The Mountain Goats ask us to think beyond the headlines in “Tyler Lambert’s Grave.”

Track: “Tyler Lambert’s Grave”
Album: Unreleased (released by John Darnielle on Twitter)

Tyler Lambert was the son of Dana Plato, the former child star and subject of “Song for Dana Plato,” another Mountain Goats song. Dana Plato passed just a few years after that song was written and the band played it live a few times after her passing. The message is similar, though the tone obviously isn’t, and the sequence of events explains that. “Tyler Lambert’s Grave” was written, obviously, with the title, after his passing. Even with that difference and with the obvious differences in how the songs sound, these are more or less about the same thing.
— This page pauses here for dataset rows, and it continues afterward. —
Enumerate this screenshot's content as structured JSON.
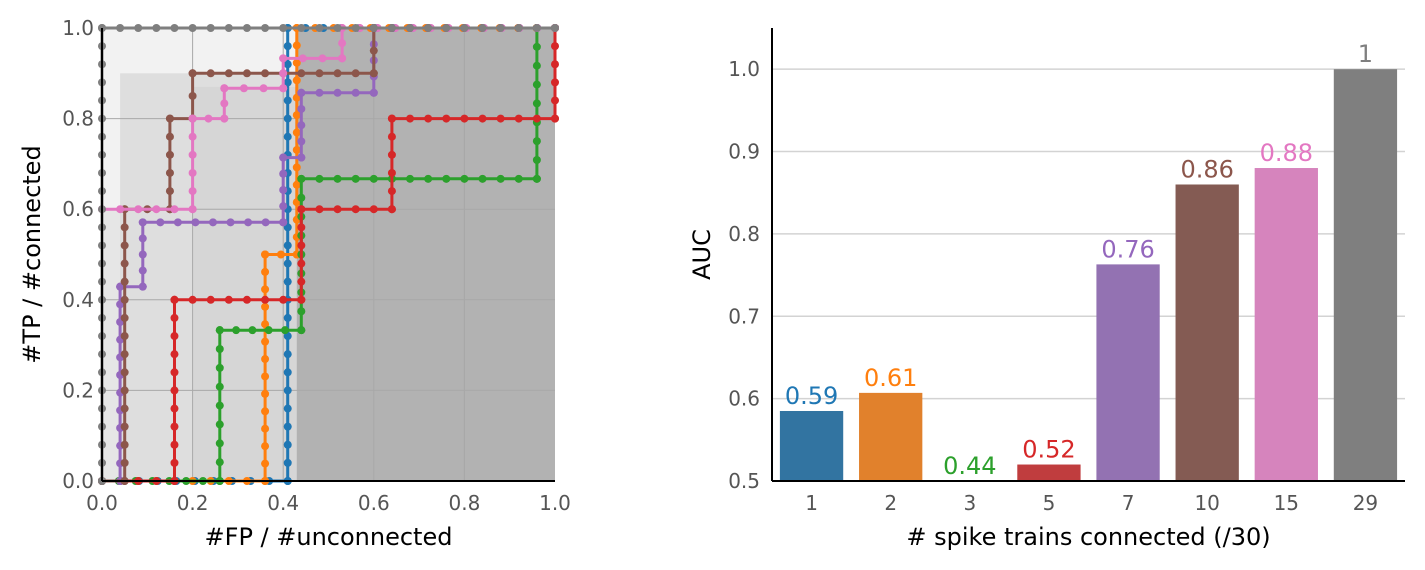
{
  "chart_data": [
    {
      "type": "line",
      "subtype": "roc-step",
      "xlabel": "#FP / #unconnected",
      "ylabel": "#TP / #connected",
      "xlim": [
        0,
        1
      ],
      "ylim": [
        0,
        1
      ],
      "x_ticks": [
        "0.0",
        "0.2",
        "0.4",
        "0.6",
        "0.8",
        "1.0"
      ],
      "y_ticks": [
        "0.0",
        "0.2",
        "0.4",
        "0.6",
        "0.8",
        "1.0"
      ],
      "grid": true,
      "shaded_background": true,
      "series": [
        {
          "color": "#1f77b4",
          "x": [
            0,
            0.41,
            0.41,
            1.0
          ],
          "y": [
            0,
            0,
            1.0,
            1.0
          ]
        },
        {
          "color": "#ff7f0e",
          "x": [
            0,
            0.36,
            0.36,
            0.43,
            0.43,
            1.0
          ],
          "y": [
            0,
            0,
            0.5,
            0.5,
            1.0,
            1.0
          ]
        },
        {
          "color": "#2ca02c",
          "x": [
            0,
            0.26,
            0.26,
            0.44,
            0.44,
            0.96,
            0.96,
            1.0
          ],
          "y": [
            0,
            0,
            0.333,
            0.333,
            0.667,
            0.667,
            1.0,
            1.0
          ]
        },
        {
          "color": "#d62728",
          "x": [
            0,
            0.16,
            0.16,
            0.44,
            0.44,
            0.64,
            0.64,
            1.0,
            1.0
          ],
          "y": [
            0,
            0,
            0.4,
            0.4,
            0.6,
            0.6,
            0.8,
            0.8,
            1.0
          ]
        },
        {
          "color": "#9467bd",
          "x": [
            0,
            0.04,
            0.04,
            0.09,
            0.09,
            0.4,
            0.4,
            0.44,
            0.44,
            0.6,
            0.6,
            1.0
          ],
          "y": [
            0,
            0,
            0.429,
            0.429,
            0.571,
            0.571,
            0.714,
            0.714,
            0.857,
            0.857,
            1.0,
            1.0
          ]
        },
        {
          "color": "#8c564b",
          "x": [
            0,
            0.05,
            0.05,
            0.15,
            0.15,
            0.2,
            0.2,
            0.6,
            0.6,
            1.0
          ],
          "y": [
            0,
            0,
            0.6,
            0.6,
            0.8,
            0.8,
            0.9,
            0.9,
            1.0,
            1.0
          ]
        },
        {
          "color": "#e377c2",
          "x": [
            0,
            0.2,
            0.2,
            0.27,
            0.27,
            0.4,
            0.4,
            0.53,
            0.53,
            1.0
          ],
          "y": [
            0.6,
            0.6,
            0.8,
            0.8,
            0.867,
            0.867,
            0.933,
            0.933,
            1.0,
            1.0
          ]
        },
        {
          "color": "#7f7f7f",
          "x": [
            0,
            0,
            1.0
          ],
          "y": [
            0,
            1.0,
            1.0
          ]
        }
      ]
    },
    {
      "type": "bar",
      "xlabel": "# spike trains connected (/30)",
      "ylabel": "AUC",
      "categories": [
        "1",
        "2",
        "3",
        "5",
        "7",
        "10",
        "15",
        "29"
      ],
      "values": [
        0.585,
        0.607,
        0.44,
        0.52,
        0.763,
        0.86,
        0.88,
        1.0
      ],
      "value_labels": [
        "0.59",
        "0.61",
        "0.44",
        "0.52",
        "0.76",
        "0.86",
        "0.88",
        "1"
      ],
      "colors": [
        "#3274a1",
        "#e1812c",
        "#3a923a",
        "#c03d3e",
        "#9372b2",
        "#845b53",
        "#d684bd",
        "#7f7f7f"
      ],
      "label_colors": [
        "#1f77b4",
        "#ff7f0e",
        "#2ca02c",
        "#d62728",
        "#9467bd",
        "#8c564b",
        "#e377c2",
        "#7f7f7f"
      ],
      "ylim": [
        0.5,
        1.05
      ],
      "y_ticks": [
        "0.5",
        "0.6",
        "0.7",
        "0.8",
        "0.9",
        "1.0"
      ],
      "grid": "horizontal"
    }
  ]
}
A common thread through the real people that feature in Mountain Goats songs is that many of them appear to have simple stories but aren’t necessarily just what you know. Dana Plato and Tyler Lambert both died by suicide. There are dozens of songs that tie back to this idea of seeing yourself in someone else’s tragedy and variations of asking the listener to go one step beyond a cause of death. In the case of Tyler Lambert’s mother, maybe you know she was a child star and something about a robbery. Maybe that doesn’t naturally lead you to the hunger that causes you to risk everything for what seems to be very little. Maybe that doesn’t ask you to “step outside the shadow // of your great catastrophe,” but let it.

The Seattle News article where John Darnielle talked about this song is a dead link now. The People article sourced for the photo in the song is a dead link. The Tweet where this was released will, odds are, be a dead link soon. It all boils down to the simple pieces when the context is gone, so you have to take those steps yourself.